Il fulcro di NextGenerationEU è il dispositivo per la ripresa e la resilienza, Dispositivo per la Ripresa e Resilienza (Recovery and Resilience Facility, RRF), che offre sovvenzioni e prestiti a tassi agevolati a sostegno delle riforme e degli investimenti nei diversi paesi e il cui valore totale ammonta a 723,8 miliardi di euro. Per il Recovery è prevista una durata di sei anni, dal 2021 al 2026. Le risorse sono destinate in particolare alla realizzazione di progetti a sostegno della rivoluzione verde e della transizione ecologica; all’implementazione della digitalizzazione, dell’innovazione, della competitività e cultura; per il finanziamento dell’istruzione e della ricerca; all’ammodernamento delle infrastrutture; alla transizione digitale e al cambiamento climatico. Inoltre, una quota consistente delle risorse viene destinata al Mezzogiorno.
Le regole stringenti per accedere ai fondi, soprattutto per quanto riguarda le nostre imprese, nella maggior parte dei casi impreparate a rispondere ai criteri richiesti, insieme ad una comprovata ridotta capacità dell’Italia a spendere i fondi in arrivo dall’Europa – pensiamo al sottoutilizzo dei fondi strutturali – hanno alimentato in questi ultimi anni il dibattito e i dubbi anche sul corretto uso delle risorse messe in campo dal Pnnr.
Lo stesso Governo, nella Nota di aggiornamento al DEF ha ammesso che sono stati spesi 13,2 mld di euro di fondi del Pnrr rispetto a quanto previsto.
Che cosa pensano gli italiani del Pnrr?
L’Eurispes ha ritenuto interessante indagare l’opinione degli italiani riguardo al Pnrr. Dalla rilevazione è emerso che il 63,8% dei cittadini si dichiara poco o per niente fiducioso nel corretto utilizzo dei fondi; più di un terzo degli italiani, ovvero il 36,2%, si dichiara invece fiducioso che le risorse verranno correttamente utilizzare.

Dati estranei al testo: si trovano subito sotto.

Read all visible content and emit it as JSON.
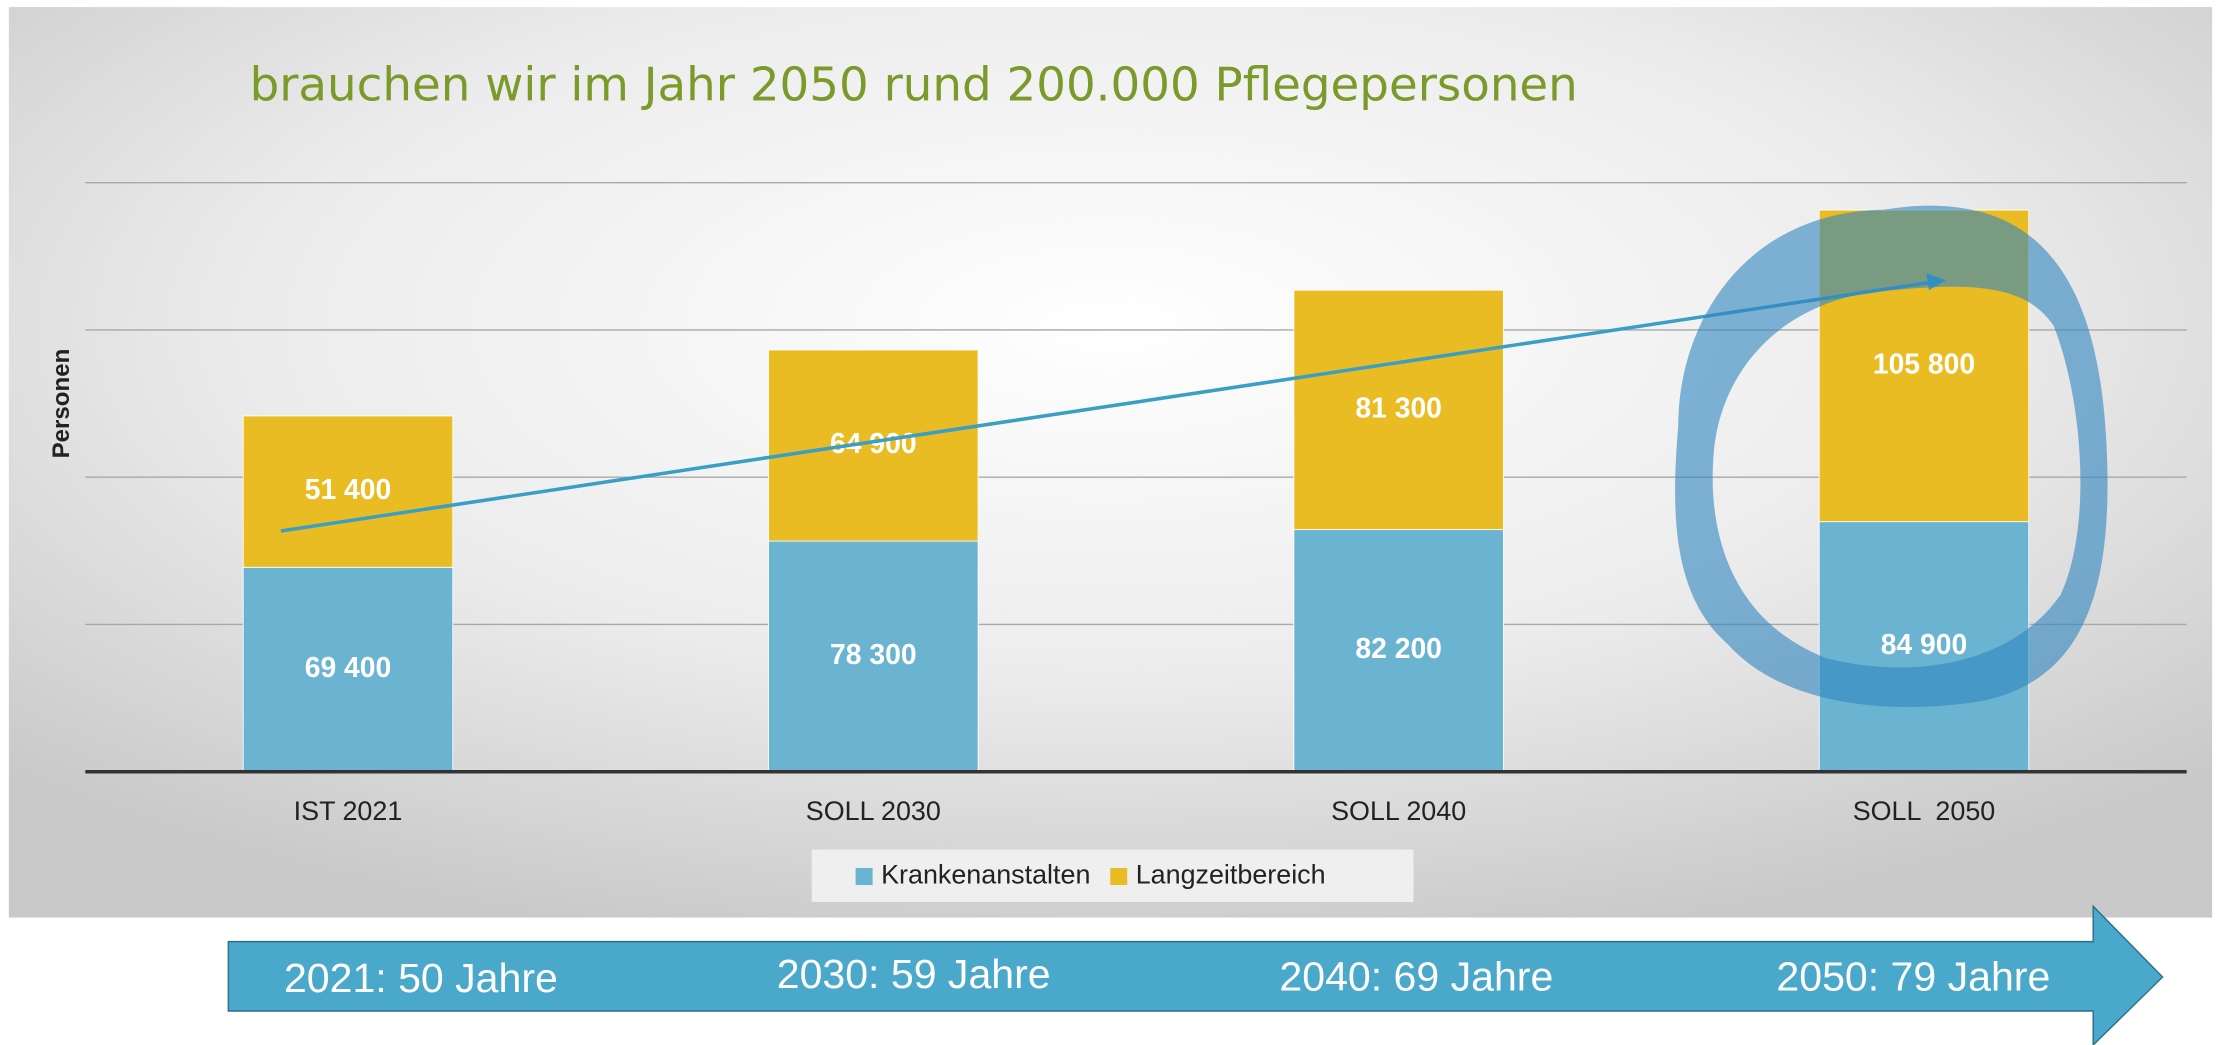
{
  "chart_data": {
    "type": "bar",
    "stacked": true,
    "title": "brauchen wir im Jahr 2050 rund 200.000 Pflegepersonen",
    "ylabel": "Personen",
    "categories": [
      "IST 2021",
      "SOLL 2030",
      "SOLL 2040",
      "SOLL  2050"
    ],
    "series": [
      {
        "name": "Krankenanstalten",
        "color": "#6ab4d2",
        "values": [
          69400,
          78300,
          82200,
          84900
        ],
        "value_labels": [
          "69 400",
          "78 300",
          "82 200",
          "84 900"
        ]
      },
      {
        "name": "Langzeitbereich",
        "color": "#e9bc24",
        "values": [
          51400,
          64900,
          81300,
          105800
        ],
        "value_labels": [
          "51 400",
          "64 900",
          "81 300",
          "105 800"
        ]
      }
    ],
    "ylim": [
      0,
      200000
    ],
    "yticks": [
      0,
      50000,
      100000,
      150000,
      200000
    ],
    "grid": true,
    "legend": "bottom",
    "annotations": [
      "2021: 50 Jahre",
      "2030: 59 Jahre",
      "2040: 69 Jahre",
      "2050: 79 Jahre"
    ]
  }
}
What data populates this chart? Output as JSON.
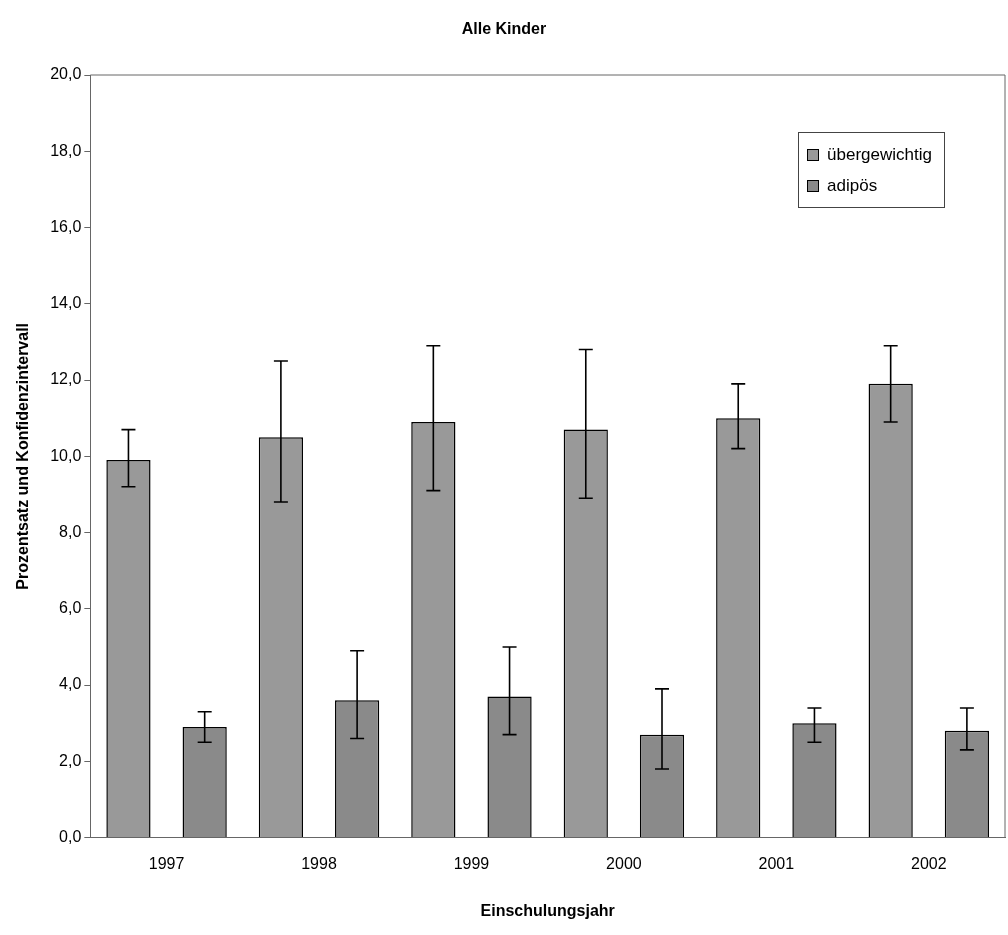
{
  "chart_data": {
    "type": "bar",
    "title": "Alle Kinder",
    "xlabel": "Einschulungsjahr",
    "ylabel": "Prozentsatz und Konfidenzintervall",
    "categories": [
      "1997",
      "1998",
      "1999",
      "2000",
      "2001",
      "2002"
    ],
    "series": [
      {
        "name": "übergewichtig",
        "color": "#999999",
        "values": [
          9.9,
          10.5,
          10.9,
          10.7,
          11.0,
          11.9
        ],
        "errors": [
          [
            9.2,
            10.7
          ],
          [
            8.8,
            12.5
          ],
          [
            9.1,
            12.9
          ],
          [
            8.9,
            12.8
          ],
          [
            10.2,
            11.9
          ],
          [
            10.9,
            12.9
          ]
        ]
      },
      {
        "name": "adipös",
        "color": "#8a8a8a",
        "values": [
          2.9,
          3.6,
          3.7,
          2.7,
          3.0,
          2.8
        ],
        "errors": [
          [
            2.5,
            3.3
          ],
          [
            2.6,
            4.9
          ],
          [
            2.7,
            5.0
          ],
          [
            1.8,
            3.9
          ],
          [
            2.5,
            3.4
          ],
          [
            2.3,
            3.4
          ]
        ]
      }
    ],
    "ylim": [
      0,
      20
    ],
    "yticks": [
      {
        "value": 0,
        "label": "0,0"
      },
      {
        "value": 2,
        "label": "2,0"
      },
      {
        "value": 4,
        "label": "4,0"
      },
      {
        "value": 6,
        "label": "6,0"
      },
      {
        "value": 8,
        "label": "8,0"
      },
      {
        "value": 10,
        "label": "10,0"
      },
      {
        "value": 12,
        "label": "12,0"
      },
      {
        "value": 14,
        "label": "14,0"
      },
      {
        "value": 16,
        "label": "16,0"
      },
      {
        "value": 18,
        "label": "18,0"
      },
      {
        "value": 20,
        "label": "20,0"
      }
    ],
    "grid": false,
    "legend": "top right"
  }
}
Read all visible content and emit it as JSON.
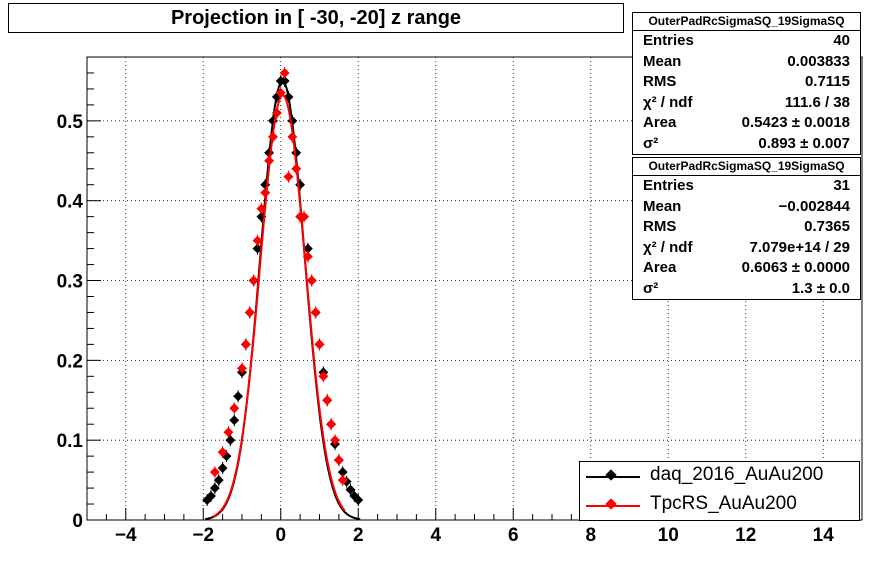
{
  "title": "Projection in [ -30, -20] z range",
  "stats_boxes": [
    {
      "name": "OuterPadRcSigmaSQ_19SigmaSQ",
      "rows": [
        {
          "label": "Entries",
          "value": "40"
        },
        {
          "label": "Mean",
          "value": "0.003833"
        },
        {
          "label": "RMS",
          "value": "0.7115"
        },
        {
          "label": "χ² / ndf",
          "value": "111.6 / 38"
        },
        {
          "label": "Area",
          "value": "0.5423 ± 0.0018"
        },
        {
          "label": "σ²",
          "value": "0.893 ± 0.007"
        }
      ]
    },
    {
      "name": "OuterPadRcSigmaSQ_19SigmaSQ",
      "rows": [
        {
          "label": "Entries",
          "value": "31"
        },
        {
          "label": "Mean",
          "value": "−0.002844"
        },
        {
          "label": "RMS",
          "value": "0.7365"
        },
        {
          "label": "χ² / ndf",
          "value": "7.079e+14 / 29"
        },
        {
          "label": "Area",
          "value": "0.6063 ± 0.0000"
        },
        {
          "label": "σ²",
          "value": "1.3 ± 0.0"
        }
      ]
    }
  ],
  "legend": [
    {
      "label": "daq_2016_AuAu200",
      "color": "#000000"
    },
    {
      "label": "TpcRS_AuAu200",
      "color": "#ff0000"
    }
  ],
  "chart_data": {
    "type": "scatter",
    "title": "Projection in [ -30, -20] z range",
    "xlim": [
      -5,
      15
    ],
    "ylim": [
      0,
      0.58
    ],
    "x_ticks": [
      -4,
      -2,
      0,
      2,
      4,
      6,
      8,
      10,
      12,
      14
    ],
    "y_ticks": [
      0,
      0.1,
      0.2,
      0.3,
      0.4,
      0.5
    ],
    "grid": true,
    "legend_position": "bottom-right",
    "series": [
      {
        "name": "daq_2016_AuAu200",
        "color": "#000000",
        "points": [
          [
            -1.9,
            0.025
          ],
          [
            -1.8,
            0.03
          ],
          [
            -1.7,
            0.04
          ],
          [
            -1.6,
            0.05
          ],
          [
            -1.5,
            0.065
          ],
          [
            -1.4,
            0.08
          ],
          [
            -1.3,
            0.1
          ],
          [
            -1.2,
            0.125
          ],
          [
            -1.1,
            0.155
          ],
          [
            -1.0,
            0.185
          ],
          [
            -0.9,
            0.22
          ],
          [
            -0.8,
            0.26
          ],
          [
            -0.7,
            0.3
          ],
          [
            -0.6,
            0.34
          ],
          [
            -0.5,
            0.38
          ],
          [
            -0.4,
            0.42
          ],
          [
            -0.3,
            0.46
          ],
          [
            -0.2,
            0.5
          ],
          [
            -0.1,
            0.53
          ],
          [
            0.0,
            0.55
          ],
          [
            0.1,
            0.55
          ],
          [
            0.2,
            0.53
          ],
          [
            0.3,
            0.5
          ],
          [
            0.4,
            0.46
          ],
          [
            0.5,
            0.42
          ],
          [
            0.6,
            0.38
          ],
          [
            0.7,
            0.34
          ],
          [
            0.8,
            0.3
          ],
          [
            0.9,
            0.26
          ],
          [
            1.0,
            0.22
          ],
          [
            1.1,
            0.185
          ],
          [
            1.2,
            0.15
          ],
          [
            1.3,
            0.12
          ],
          [
            1.4,
            0.095
          ],
          [
            1.5,
            0.075
          ],
          [
            1.6,
            0.06
          ],
          [
            1.7,
            0.048
          ],
          [
            1.8,
            0.038
          ],
          [
            1.9,
            0.03
          ],
          [
            2.0,
            0.025
          ]
        ]
      },
      {
        "name": "TpcRS_AuAu200",
        "color": "#ff0000",
        "points": [
          [
            -1.7,
            0.06
          ],
          [
            -1.5,
            0.085
          ],
          [
            -1.35,
            0.11
          ],
          [
            -1.2,
            0.14
          ],
          [
            -1.0,
            0.19
          ],
          [
            -0.9,
            0.22
          ],
          [
            -0.8,
            0.26
          ],
          [
            -0.7,
            0.3
          ],
          [
            -0.6,
            0.35
          ],
          [
            -0.5,
            0.39
          ],
          [
            -0.4,
            0.41
          ],
          [
            -0.3,
            0.45
          ],
          [
            -0.2,
            0.48
          ],
          [
            -0.1,
            0.51
          ],
          [
            0.0,
            0.535
          ],
          [
            0.1,
            0.56
          ],
          [
            0.2,
            0.43
          ],
          [
            0.3,
            0.48
          ],
          [
            0.4,
            0.44
          ],
          [
            0.5,
            0.38
          ],
          [
            0.6,
            0.38
          ],
          [
            0.7,
            0.33
          ],
          [
            0.8,
            0.3
          ],
          [
            0.9,
            0.26
          ],
          [
            1.0,
            0.22
          ],
          [
            1.1,
            0.18
          ],
          [
            1.2,
            0.15
          ],
          [
            1.3,
            0.12
          ],
          [
            1.4,
            0.1
          ],
          [
            1.5,
            0.075
          ],
          [
            1.6,
            0.05
          ]
        ]
      }
    ]
  }
}
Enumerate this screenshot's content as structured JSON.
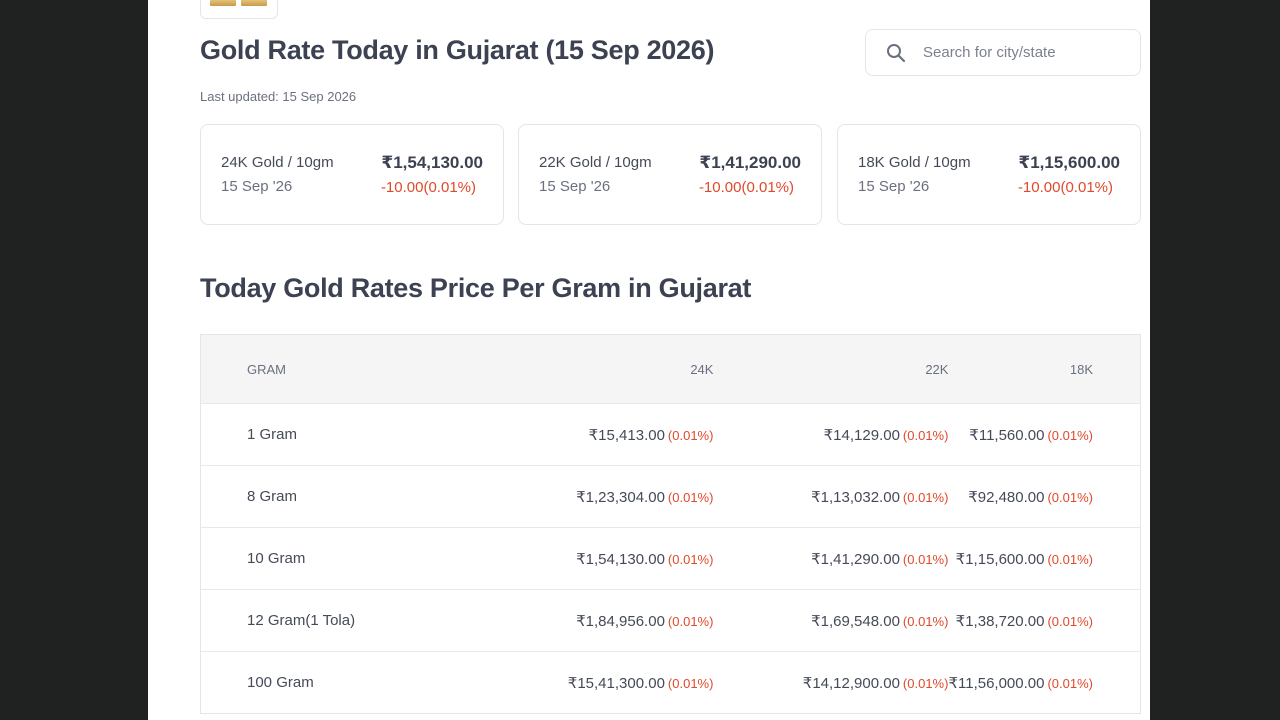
{
  "page": {
    "title": "Gold Rate Today in Gujarat (15 Sep 2026)",
    "last_updated": "Last updated: 15 Sep 2026"
  },
  "search": {
    "placeholder": "Search for city/state",
    "icon": "search-icon"
  },
  "cards": [
    {
      "label": "24K Gold / 10gm",
      "date": "15 Sep '26",
      "price": "₹1,54,130.00",
      "change": "-10.00(0.01%)"
    },
    {
      "label": "22K Gold / 10gm",
      "date": "15 Sep '26",
      "price": "₹1,41,290.00",
      "change": "-10.00(0.01%)"
    },
    {
      "label": "18K Gold / 10gm",
      "date": "15 Sep '26",
      "price": "₹1,15,600.00",
      "change": "-10.00(0.01%)"
    }
  ],
  "section": {
    "title": "Today Gold Rates Price Per Gram in Gujarat"
  },
  "table": {
    "headers": [
      "GRAM",
      "24K",
      "22K",
      "18K"
    ],
    "rows": [
      {
        "gram": "1 Gram",
        "k24": "₹15,413.00",
        "k24_pct": "(0.01%)",
        "k22": "₹14,129.00",
        "k22_pct": "(0.01%)",
        "k18": "₹11,560.00",
        "k18_pct": "(0.01%)"
      },
      {
        "gram": "8 Gram",
        "k24": "₹1,23,304.00",
        "k24_pct": "(0.01%)",
        "k22": "₹1,13,032.00",
        "k22_pct": "(0.01%)",
        "k18": "₹92,480.00",
        "k18_pct": "(0.01%)"
      },
      {
        "gram": "10 Gram",
        "k24": "₹1,54,130.00",
        "k24_pct": "(0.01%)",
        "k22": "₹1,41,290.00",
        "k22_pct": "(0.01%)",
        "k18": "₹1,15,600.00",
        "k18_pct": "(0.01%)"
      },
      {
        "gram": "12 Gram(1 Tola)",
        "k24": "₹1,84,956.00",
        "k24_pct": "(0.01%)",
        "k22": "₹1,69,548.00",
        "k22_pct": "(0.01%)",
        "k18": "₹1,38,720.00",
        "k18_pct": "(0.01%)"
      },
      {
        "gram": "100 Gram",
        "k24": "₹15,41,300.00",
        "k24_pct": "(0.01%)",
        "k22": "₹14,12,900.00",
        "k22_pct": "(0.01%)",
        "k18": "₹11,56,000.00",
        "k18_pct": "(0.01%)"
      }
    ]
  },
  "colors": {
    "negative_change": "#e0492b",
    "side_background": "#202221",
    "heading": "#3c4252"
  }
}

Pnrr, quale utilizzo per le risorse destinate alle infrastrutture?
Andando ancora più a fondo, il 25,5% dei cittadini vorrebbe che le risorse venissero impiegate per la manutenzione e la messa in sicurezza delle opere esistenti, affermando una fragilità percepita delle nostre infrastrutture. Il 24,8% del campione guarda al futuro, prediligendo la conversione ecologica delle infrastrutture presenti, mentre il 24,5% vorrebbe interventi mirati a colmare il ritardo infrastrutturale del Mezzogiorno, considerato a ragione un ostacolo atavico alla crescita e alla modernità delle nostre infrastrutture. Solo 1 italiano su 10 (10,2%) vorrebbe che i fondi venissero impiegati per la creazione di grandi opere, iniziativa spesso messa al centro dalla politica, contrariamente alle preferenze dell’opinione pubblica che, evidentemente, non le ritiene una priorità.
Scorporando i dati per area geografica, si osserva che la creazione di grandi opere è auspicata soprattutto dai residenti nelle Isole (15,7%) e nel Nord-Ovest (12,2%). Le risorse andrebbero utilizzate per la manutenzione e la messa in sicurezza delle opere già esistenti soprattutto secondo l’opinione dei residenti del Sud (29,1%) e del Nord-Est (27,4%), mentre la conversione ecologica delle infrastrutture è una priorità soprattutto per i rispondenti del Centro (31,1%) e del Nord-Ovest (29%), con una sostanziale differenza rispetto al Sud Italia (18,7%) e alle Isole (19,3%).
Gli interventi dovrebbero colmare innanzitutto il ritardo infrastrutturale del Mezzogiorno secondo il 35% dei residenti al Sud, il 31,8% degli abitanti delle Isole, mentre nel resto d’Italia il problema è meno tenuto in considerazione, soprattutto nel Nord-Ovest (14,5%). Ciò evidenzia il fatto che non sia ancora stata acquisita a livello nazionale la consapevolezza che la crescita del Paese dipende molto dalla capacità che avremo di colmare proprio quel gap geografico che ci caratterizza.